Atraksi Unjuk Kekebalan Tubuh di Mamuju Bernama Mamose

Di Mamuju, Sulawesi Barat khususnya di masyarakat adat Tangkou Budong-Budong ada satu tradisi yang hampir mirip dengan debus yakni tradisi Mamose. Mamose seperti namanya yang dalam bahasa setempat artinya menebas, ritual adat ini adalah ritual menebas tubuh sendiri menggunakan parang. Tradisi Mamose ini di masyarakat Tangkou Budong-Budong biasanya digelar sebanyak tiga kali dalam setahun yaitu ketika akan memasuki hutan untuk membuka lahan pertanian, ketika selesai membenahi hutan untuk ditanami tanaman pertanian dan yang terakhir adalah setelah masa panen selesai.

Hingga saat ini tradisi Mamose masih lestari di kalangan masyarakat adat Tangkou Budong-Budong sebagai bentuk rasa syukur dan unjuk keberanian. Para Pamose (sebutan untuk tokoh adat yang melakukan atraksi Mamose) akan menunjukkan atraksi Mamose di depan raja dan tetua adat yang disebut Tobara. Sembari mengayunkan parang ke tubuh para Pamose ini akan meneriakkan kalimat-kalimat yang memacu adrenalin dan semangat persatuan dan kesatuan.

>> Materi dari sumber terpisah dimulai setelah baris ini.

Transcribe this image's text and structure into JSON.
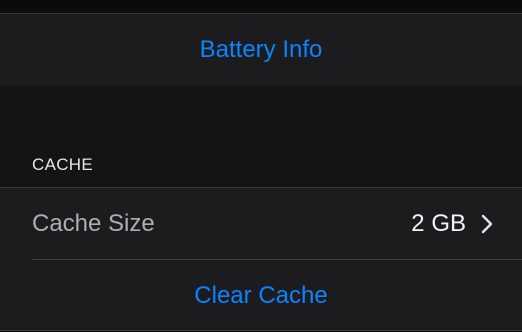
{
  "battery_section": {
    "battery_info_label": "Battery Info"
  },
  "cache_section": {
    "header": "CACHE",
    "cache_size_label": "Cache Size",
    "cache_size_value": "2 GB",
    "clear_cache_label": "Clear Cache"
  },
  "icons": {
    "disclosure": "chevron-right-icon"
  },
  "colors": {
    "accent": "#0a84ff",
    "background": "#1c1c1e",
    "separator": "#3a3a3c"
  }
}
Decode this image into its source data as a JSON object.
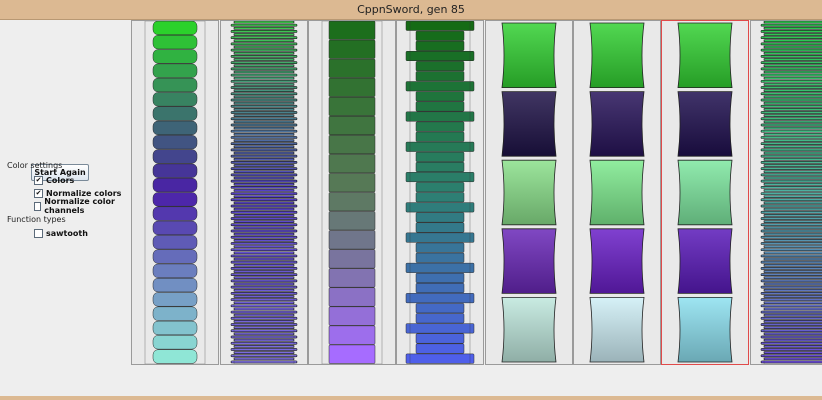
{
  "window": {
    "title": "CppnSword, gen 85"
  },
  "sidebar": {
    "start_again_label": "Start Again",
    "color_settings_label": "Color settings",
    "color_options": [
      {
        "label": "Colors",
        "checked": true
      },
      {
        "label": "Normalize colors",
        "checked": true
      },
      {
        "label": "Normalize color channels",
        "checked": false
      }
    ],
    "function_types_label": "Function types",
    "function_options": [
      {
        "label": "sawtooth",
        "checked": false
      }
    ]
  },
  "gallery": {
    "selected_index": 6,
    "panels": [
      {
        "name": "sword-0",
        "pattern": "waves",
        "colors": [
          "#2bd12b",
          "#4a1ea8",
          "#8fe6d6"
        ]
      },
      {
        "name": "sword-1",
        "pattern": "fine",
        "colors": [
          "#3ccc4a",
          "#5540c8",
          "#7c6ee0"
        ]
      },
      {
        "name": "sword-2",
        "pattern": "blocks",
        "colors": [
          "#1c6e1c",
          "#5a7a5a",
          "#a66cff"
        ]
      },
      {
        "name": "sword-3",
        "pattern": "stripes",
        "colors": [
          "#156b15",
          "#2c8070",
          "#4f5fea"
        ]
      },
      {
        "name": "sword-4",
        "pattern": "segments",
        "colors": [
          "#33d133",
          "#1f1248",
          "#8ae08a",
          "#6a28b8",
          "#bfe8dd"
        ]
      },
      {
        "name": "sword-5",
        "pattern": "segments",
        "colors": [
          "#33d133",
          "#28145a",
          "#7eea8e",
          "#6a1fc8",
          "#cfeef6"
        ]
      },
      {
        "name": "sword-6",
        "pattern": "segments",
        "colors": [
          "#33d133",
          "#201050",
          "#7ee8a0",
          "#5a1aba",
          "#8de0f0"
        ]
      },
      {
        "name": "sword-7",
        "pattern": "fine",
        "colors": [
          "#28c84a",
          "#4cb0a0",
          "#6a4bd8"
        ]
      }
    ]
  }
}
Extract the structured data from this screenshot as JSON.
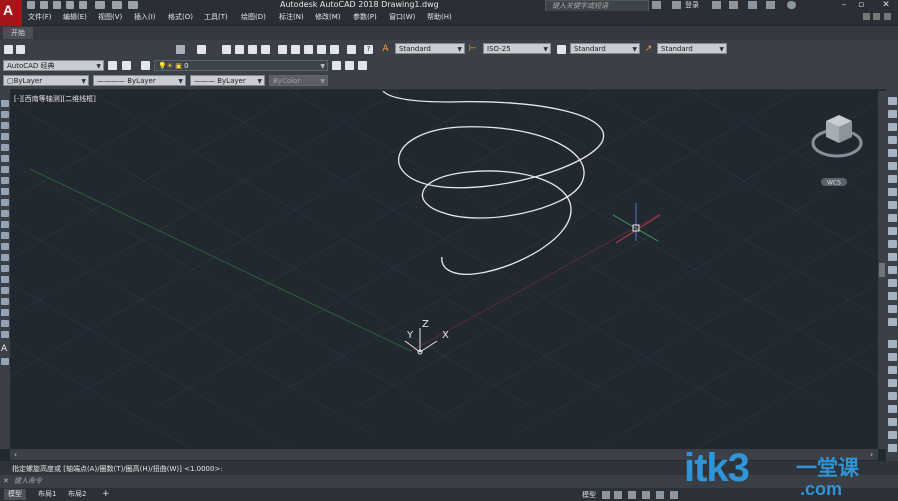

Disamping itu, dalam atraksi Mamose ini akan diiringi oleh tetabuhan yang berasal dari alat musik tradisional khas masyarakat adat Tangkou Budong-Budong seperti gendang dengan irama yang rancak dan penuh semangat. Diawali dengan permintaan izin dari para pamose kepada raja dan tetua adat untuk memulai atraksinya. ketika izin sudah diberikan maka irama gendang pun akan ditabuh sebagai pertanda atraksi akan segera dimulai.

BACA JUGA: Pawai Tatung; Sebuah Perayaan Cap Go Meh di Singkawang

Perlu diketahui, sebelum ritual Mamose ini digelar, ada beberapa ritual pembuka pada hari sebelumnya. Sehari sebelum ritual Mamose dilaksanakan, para tokoh adat yang disebut puntai akan melakukan kunjungan ke masyarakat dengan menaiki perahu menyusuri sungai Budong-Budong. Kegiatan naik perahu kecil menyusuri sungai Budong-Budong ini biasa disebut dengan istilah Magora.      

Sebagai pertanda telah datangnya rombongan para puntai, mereka akan meniup sebuah terompet dari kerang yang disebut tantuang. Bunyi terompet itu segera disambut oleh masyarakat di tepi sungai untuk memberikan beberapa barang-barang keseharian seperti rokok, makanan, minuman dan sebagainya. Sebagai gantinya, para Puntai lalu mengambil air dari sungai dan membasuhkannya ke kepala masyarakat terutama ke mereka yang sedang menderita sakit atau memilki penyakit kambuhan.

Setelah itu akan digelar ritual magane yakni ritual untuk meminta keselamatan dan kelacaran untuk prosesi Mamose yang akan digelar. Ritual magane ini ditandai dengan meletakkan parang, bendera dan obat-obatan tradisional di atas sebuah piring besar dan sebatang kayu yang ditancapkan ke tanah. 

Uniknya, ketika rombongan Puntai ini akan pergi antara masyarakat dan rombongan para Pauntai akan saling siram dengan air sungai hingga menimbulkan keriuhan yang kadang juga memancing gelak tawa yang menyaksikan.